Any CEO or head of operations needs to understand this, and to think about how they monitor and manage the risk. Added to this, one of the key considerations of the ratings agencies is the ability of an insurer or broker to retain and develop client relationships.
Simply put, it’s important to measure the right things. We’ll give a couple of examples of this later, but let’s start with some of the barriers that stop boards accessing accurate insights. Given this is about the sustainability of relationships, the people who do have the knowledge about that are the customers or insureds themselves. But…the customer won’t always tell you. Why not?
Sometimes it’s human nature – it’s difficult to say something to the main contact. This doesn’t necessarily mean a problem as they may find it hard to be frank about both the really good aspects of your organisation as well as the weaknesses. They may also struggle to be totally frank with the main contact about the quality of the service provided.
Ironically this will be particularly true just at the time when you would find it more useful – when there are issues which might impact the share of risk they give you.

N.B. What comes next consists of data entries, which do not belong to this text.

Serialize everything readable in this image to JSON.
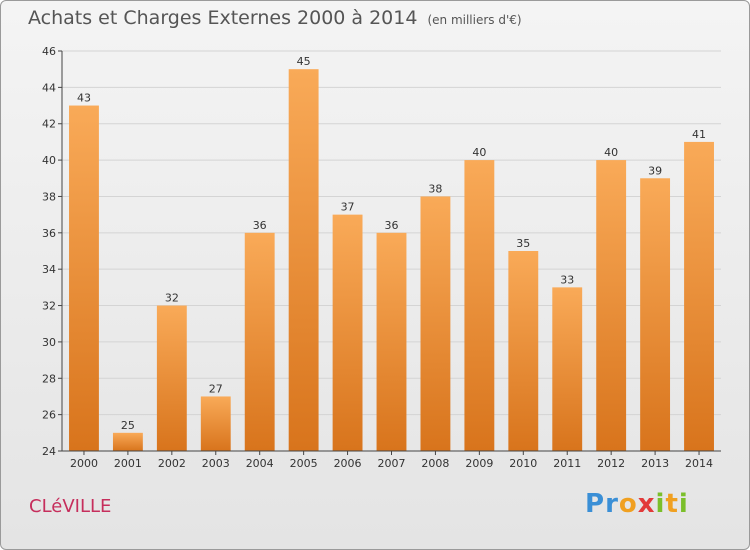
{
  "header": {
    "title": "Achats et Charges Externes 2000 à 2014",
    "subtitle": "(en milliers d'€)"
  },
  "footer": {
    "commune": "CLéVILLE",
    "logo_letters": [
      {
        "ch": "P",
        "color": "#3a8fd6"
      },
      {
        "ch": "r",
        "color": "#3a8fd6"
      },
      {
        "ch": "o",
        "color": "#f0a020"
      },
      {
        "ch": "x",
        "color": "#e23a3a"
      },
      {
        "ch": "i",
        "color": "#7bbf2a"
      },
      {
        "ch": "t",
        "color": "#f0a020"
      },
      {
        "ch": "i",
        "color": "#7bbf2a"
      }
    ]
  },
  "colors": {
    "bar_light": "#f9aa58",
    "bar_dark": "#d8741c",
    "grid": "#d4d4d4",
    "axis": "#444444"
  },
  "chart_data": {
    "type": "bar",
    "categories": [
      "2000",
      "2001",
      "2002",
      "2003",
      "2004",
      "2005",
      "2006",
      "2007",
      "2008",
      "2009",
      "2010",
      "2011",
      "2012",
      "2013",
      "2014"
    ],
    "values": [
      43,
      25,
      32,
      27,
      36,
      45,
      37,
      36,
      38,
      40,
      35,
      33,
      40,
      39,
      41
    ],
    "ylim": [
      24,
      46
    ],
    "yticks": [
      24,
      26,
      28,
      30,
      32,
      34,
      36,
      38,
      40,
      42,
      44,
      46
    ],
    "grid": true,
    "title": "Achats et Charges Externes 2000 à 2014",
    "subtitle": "(en milliers d'€)"
  }
}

Added to this, relationship managers can find it difficult to ask for “quantitative” data about the customer’s views on performance, how healthy the relationship is or how well placed you are to insure the next relevant risk (for example). That makes it hard to track performance and take any corrective action needed.

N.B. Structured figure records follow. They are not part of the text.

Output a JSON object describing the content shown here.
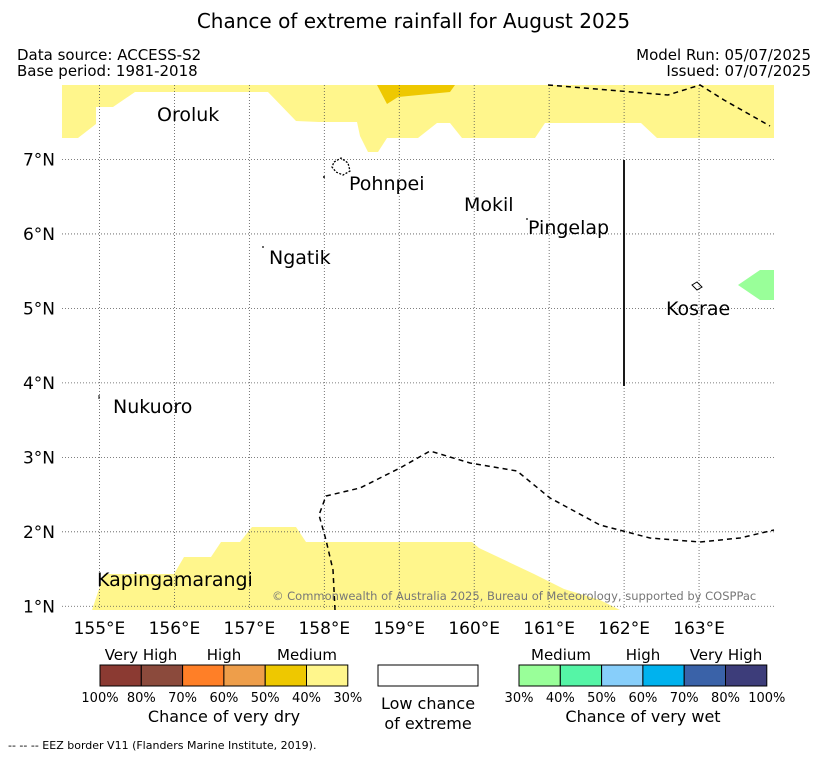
{
  "header": {
    "title": "Chance of extreme rainfall for August 2025",
    "data_source": "Data source: ACCESS-S2",
    "base_period": "Base period: 1981-2018",
    "model_run": "Model Run: 05/07/2025",
    "issued": "Issued: 07/07/2025"
  },
  "map": {
    "lon_range": [
      154.5,
      164
    ],
    "lat_range": [
      0.95,
      8
    ],
    "lon_ticks": [
      "155°E",
      "156°E",
      "157°E",
      "158°E",
      "159°E",
      "160°E",
      "161°E",
      "162°E",
      "163°E"
    ],
    "lat_ticks": [
      "1°N",
      "2°N",
      "3°N",
      "4°N",
      "5°N",
      "6°N",
      "7°N"
    ],
    "grid": true,
    "places": [
      {
        "name": "Oroluk"
      },
      {
        "name": "Pohnpei"
      },
      {
        "name": "Mokil"
      },
      {
        "name": "Pingelap"
      },
      {
        "name": "Ngatik"
      },
      {
        "name": "Kosrae"
      },
      {
        "name": "Nukuoro"
      },
      {
        "name": "Kapingamarangi"
      }
    ],
    "copyright": "© Commonwealth of Australia 2025, Bureau of Meteorology, supported by COSPPac"
  },
  "legend": {
    "dry": {
      "categories": [
        "Very High",
        "High",
        "Medium"
      ],
      "ticks": [
        "100%",
        "80%",
        "70%",
        "60%",
        "50%",
        "40%",
        "30%"
      ],
      "colors": [
        "#8b3a32",
        "#8b4a3c",
        "#ff7f27",
        "#ee9e4a",
        "#eec800",
        "#fff68c"
      ],
      "label": "Chance of very dry"
    },
    "neutral": {
      "line1": "Low chance",
      "line2": "of extreme"
    },
    "wet": {
      "categories": [
        "Medium",
        "High",
        "Very High"
      ],
      "ticks": [
        "30%",
        "40%",
        "50%",
        "60%",
        "70%",
        "80%",
        "100%"
      ],
      "colors": [
        "#99ff99",
        "#55f5a6",
        "#87cefa",
        "#00b2ee",
        "#3a62a8",
        "#3d3d7a"
      ],
      "label": "Chance of very wet"
    }
  },
  "footnote": "--  --  -- EEZ border V11 (Flanders Marine Institute, 2019)."
}
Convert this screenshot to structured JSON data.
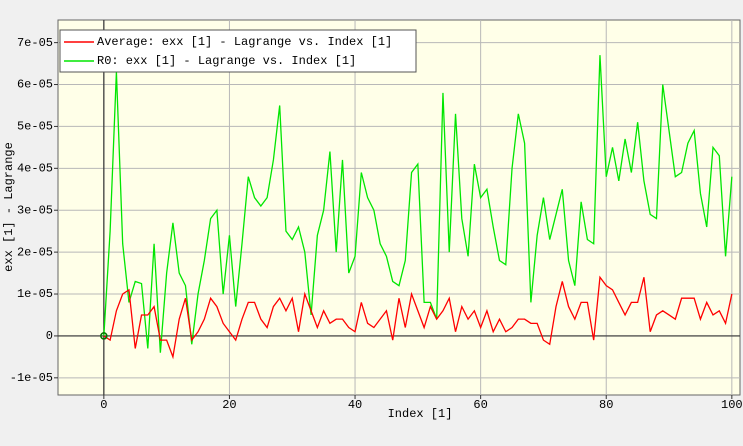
{
  "chart_data": {
    "type": "line",
    "xlabel": "Index [1]",
    "ylabel": "exx [1] - Lagrange",
    "legend": "upper left",
    "grid": true,
    "xlim": [
      -7.3,
      101.3
    ],
    "ylim": [
      -1.41e-05,
      7.54e-05
    ],
    "xticks": [
      0,
      20,
      40,
      60,
      80,
      100
    ],
    "yticks": [
      {
        "value": -1e-05,
        "label": "-1e-05"
      },
      0,
      {
        "value": 1e-05,
        "label": "1e-05"
      },
      {
        "value": 2e-05,
        "label": "2e-05"
      },
      {
        "value": 3e-05,
        "label": "3e-05"
      },
      {
        "value": 4e-05,
        "label": "4e-05"
      },
      {
        "value": 5e-05,
        "label": "5e-05"
      },
      {
        "value": 6e-05,
        "label": "6e-05"
      },
      {
        "value": 7e-05,
        "label": "7e-05"
      }
    ],
    "x": [
      0,
      1,
      2,
      3,
      4,
      5,
      6,
      7,
      8,
      9,
      10,
      11,
      12,
      13,
      14,
      15,
      16,
      17,
      18,
      19,
      20,
      21,
      22,
      23,
      24,
      25,
      26,
      27,
      28,
      29,
      30,
      31,
      32,
      33,
      34,
      35,
      36,
      37,
      38,
      39,
      40,
      41,
      42,
      43,
      44,
      45,
      46,
      47,
      48,
      49,
      50,
      51,
      52,
      53,
      54,
      55,
      56,
      57,
      58,
      59,
      60,
      61,
      62,
      63,
      64,
      65,
      66,
      67,
      68,
      69,
      70,
      71,
      72,
      73,
      74,
      75,
      76,
      77,
      78,
      79,
      80,
      81,
      82,
      83,
      84,
      85,
      86,
      87,
      88,
      89,
      90,
      91,
      92,
      93,
      94,
      95,
      96,
      97,
      98,
      99,
      100
    ],
    "series": [
      {
        "name": "Average: exx [1] - Lagrange vs. Index [1]",
        "color": "#ff0000",
        "values": [
          0,
          -1e-06,
          6e-06,
          1e-05,
          1.1e-05,
          -3e-06,
          5e-06,
          5e-06,
          7e-06,
          -1e-06,
          -1e-06,
          -5e-06,
          4e-06,
          9e-06,
          -1e-06,
          1e-06,
          4e-06,
          9e-06,
          7e-06,
          3e-06,
          1e-06,
          -1e-06,
          4e-06,
          8e-06,
          8e-06,
          4e-06,
          2e-06,
          7e-06,
          9e-06,
          6e-06,
          9e-06,
          1e-06,
          1e-05,
          6e-06,
          2e-06,
          6e-06,
          3e-06,
          4e-06,
          4e-06,
          2e-06,
          1e-06,
          8e-06,
          3e-06,
          2e-06,
          4e-06,
          6e-06,
          -1e-06,
          9e-06,
          2e-06,
          1e-05,
          6e-06,
          2e-06,
          7e-06,
          4e-06,
          6e-06,
          9e-06,
          1e-06,
          7e-06,
          4e-06,
          6e-06,
          2e-06,
          6e-06,
          1e-06,
          4e-06,
          1e-06,
          2e-06,
          4e-06,
          4e-06,
          3e-06,
          3e-06,
          -1e-06,
          -2e-06,
          7e-06,
          1.3e-05,
          7e-06,
          4e-06,
          8e-06,
          8e-06,
          -1e-06,
          1.4e-05,
          1.2e-05,
          1.1e-05,
          8e-06,
          5e-06,
          8e-06,
          8e-06,
          1.4e-05,
          1e-06,
          5e-06,
          6e-06,
          5e-06,
          4e-06,
          9e-06,
          9e-06,
          9e-06,
          4e-06,
          8e-06,
          5e-06,
          6e-06,
          3e-06,
          1e-05
        ]
      },
      {
        "name": "R0: exx [1] - Lagrange vs. Index [1]",
        "color": "#00e600",
        "values": [
          0,
          2.5e-05,
          6.3e-05,
          2.2e-05,
          8e-06,
          1.3e-05,
          1.25e-05,
          -3e-06,
          2.2e-05,
          -4e-06,
          1.5e-05,
          2.7e-05,
          1.5e-05,
          1.2e-05,
          -2e-06,
          1e-05,
          1.8e-05,
          2.8e-05,
          3e-05,
          1e-05,
          2.4e-05,
          7e-06,
          2.2e-05,
          3.8e-05,
          3.3e-05,
          3.1e-05,
          3.3e-05,
          4.2e-05,
          5.5e-05,
          2.5e-05,
          2.3e-05,
          2.6e-05,
          2e-05,
          5e-06,
          2.4e-05,
          3e-05,
          4.4e-05,
          2e-05,
          4.2e-05,
          1.5e-05,
          1.9e-05,
          3.9e-05,
          3.3e-05,
          3e-05,
          2.2e-05,
          1.9e-05,
          1.3e-05,
          1.2e-05,
          1.8e-05,
          3.9e-05,
          4.1e-05,
          8e-06,
          8e-06,
          4e-06,
          5.8e-05,
          2e-05,
          5.3e-05,
          2.8e-05,
          1.9e-05,
          4.1e-05,
          3.3e-05,
          3.5e-05,
          2.6e-05,
          1.8e-05,
          1.7e-05,
          4e-05,
          5.3e-05,
          4.6e-05,
          8e-06,
          2.4e-05,
          3.3e-05,
          2.3e-05,
          2.9e-05,
          3.5e-05,
          1.8e-05,
          1.2e-05,
          3.2e-05,
          2.3e-05,
          2.2e-05,
          6.7e-05,
          3.8e-05,
          4.5e-05,
          3.7e-05,
          4.7e-05,
          3.9e-05,
          5.1e-05,
          3.7e-05,
          2.9e-05,
          2.8e-05,
          6e-05,
          4.9e-05,
          3.8e-05,
          3.9e-05,
          4.6e-05,
          4.9e-05,
          3.4e-05,
          2.6e-05,
          4.5e-05,
          4.3e-05,
          1.9e-05,
          3.8e-05
        ]
      }
    ]
  }
}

Then the relationship manager won’t always tell their management. Why not?
As shown above, sometimes they won’t know or be able to find out, but internal dynamics also make it difficult for relationship managers to provide or pass on open and frank information about the firm’s or their colleague’s performance; or perhaps even more commonly, their own.

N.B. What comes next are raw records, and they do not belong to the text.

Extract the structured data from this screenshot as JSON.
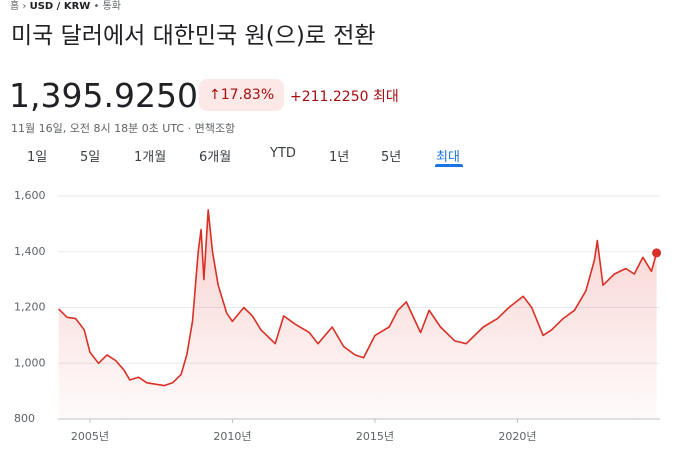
{
  "breadcrumb": [
    "홈",
    "USD / KRW",
    "통화"
  ],
  "title": "미국 달러에서 대한민국 원(으)로 전환",
  "price": "1,395.9250",
  "change_percent": "17.83%",
  "change": "+211.2250",
  "range_label": "최대",
  "timestamp": "11월 16일, 오전 8시 18분 0초 UTC",
  "disclaimer": "면책조항",
  "tabs": [
    "1일",
    "5일",
    "1개월",
    "6개월",
    "YTD",
    "1년",
    "5년",
    "최대"
  ],
  "chart_data": {
    "type": "area",
    "color": "#d93025",
    "grid": true,
    "x": [
      2003.9,
      2004.2,
      2004.5,
      2004.8,
      2005.0,
      2005.3,
      2005.6,
      2005.9,
      2006.2,
      2006.4,
      2006.7,
      2007.0,
      2007.3,
      2007.6,
      2007.9,
      2008.2,
      2008.4,
      2008.6,
      2008.8,
      2008.9,
      2009.0,
      2009.15,
      2009.3,
      2009.5,
      2009.8,
      2010.0,
      2010.4,
      2010.7,
      2011.0,
      2011.5,
      2011.8,
      2012.2,
      2012.7,
      2013.0,
      2013.5,
      2013.9,
      2014.3,
      2014.6,
      2015.0,
      2015.5,
      2015.8,
      2016.1,
      2016.6,
      2016.9,
      2017.3,
      2017.8,
      2018.2,
      2018.8,
      2019.3,
      2019.7,
      2020.2,
      2020.5,
      2020.9,
      2021.2,
      2021.6,
      2022.0,
      2022.4,
      2022.7,
      2022.8,
      2023.0,
      2023.4,
      2023.8,
      2024.1,
      2024.4,
      2024.7,
      2024.88
    ],
    "values": [
      1195,
      1165,
      1160,
      1120,
      1040,
      1000,
      1030,
      1010,
      975,
      940,
      950,
      930,
      925,
      920,
      930,
      960,
      1030,
      1150,
      1400,
      1480,
      1300,
      1550,
      1400,
      1280,
      1180,
      1150,
      1200,
      1170,
      1120,
      1070,
      1170,
      1140,
      1110,
      1070,
      1130,
      1060,
      1030,
      1020,
      1100,
      1130,
      1190,
      1220,
      1110,
      1190,
      1130,
      1080,
      1070,
      1130,
      1160,
      1200,
      1240,
      1200,
      1100,
      1120,
      1160,
      1190,
      1260,
      1370,
      1440,
      1280,
      1320,
      1340,
      1320,
      1380,
      1330,
      1395.925
    ],
    "xlim": [
      2003.88,
      2025.0
    ],
    "xticks": [
      {
        "value": 2005,
        "label": "2005년"
      },
      {
        "value": 2010,
        "label": "2010년"
      },
      {
        "value": 2015,
        "label": "2015년"
      },
      {
        "value": 2020,
        "label": "2020년"
      }
    ],
    "ylim": [
      800,
      1600
    ],
    "yticks": [
      {
        "value": 800,
        "label": "800"
      },
      {
        "value": 1000,
        "label": "1,000"
      },
      {
        "value": 1200,
        "label": "1,200"
      },
      {
        "value": 1400,
        "label": "1,400"
      },
      {
        "value": 1600,
        "label": "1,600"
      }
    ]
  }
}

This is itself poses a major barrier to getting the management insight you really need.
One other point is really worth remembering. If the insight resides just in the relationship manager’s head, the organisation as a whole will always struggle to use it. The alternative – if the relationship manager remains the sole route for insight – is to expect them to document and collate the insights they gain from customers in a way that the whole organisation or specific team can use. That’s time consuming and diverts them from their efforts in generating more business. The result is that they’re unlikely to do it effectively.
And intermediaries won’t always tell you. Why not?
Intermediaries inevitably filter information about what clients want. Their filter is always going to be about what they think would be useful for you to know (or what is in their interest for you to know). Thus intermediary insight is only a partial view of what drives the customer use of any insurer or reinsurer; and this inevitably creates a risk.
All of these barriers can be broken down with a well-constructed, cost-effective customer feedback programme.
We mentioned a couple of examples earlier.
A study commissioned a few years’ ago by Standard & Poor’s, looking into the ways in which major European companies selected and evaluated lead insurers, found that the most important difference between the first choice lead insurer and others was international footprint. For casualty insurance, it was headline price. This was something that only the underlying analysis identified and was not something that was overtly known by the insurers being evaluated.
We recently completed a project for a multi-regional reinsurer which was focusing its internal improvement efforts on pure speed of response – not only in claims management but when responding to newly offered business. But its feedback programme found that the “quality” of response was also critically important, sometimes described as “willingness to find a solution”. Put very simply, a “no” with a 3 hour response time was of much less value – to the client and to them in gaining share of risk – than a “not on this basis…but if you change this term…” with a 5 hour response rate. Focusing solely on speed on response as a measure encouraged the wrong behaviour.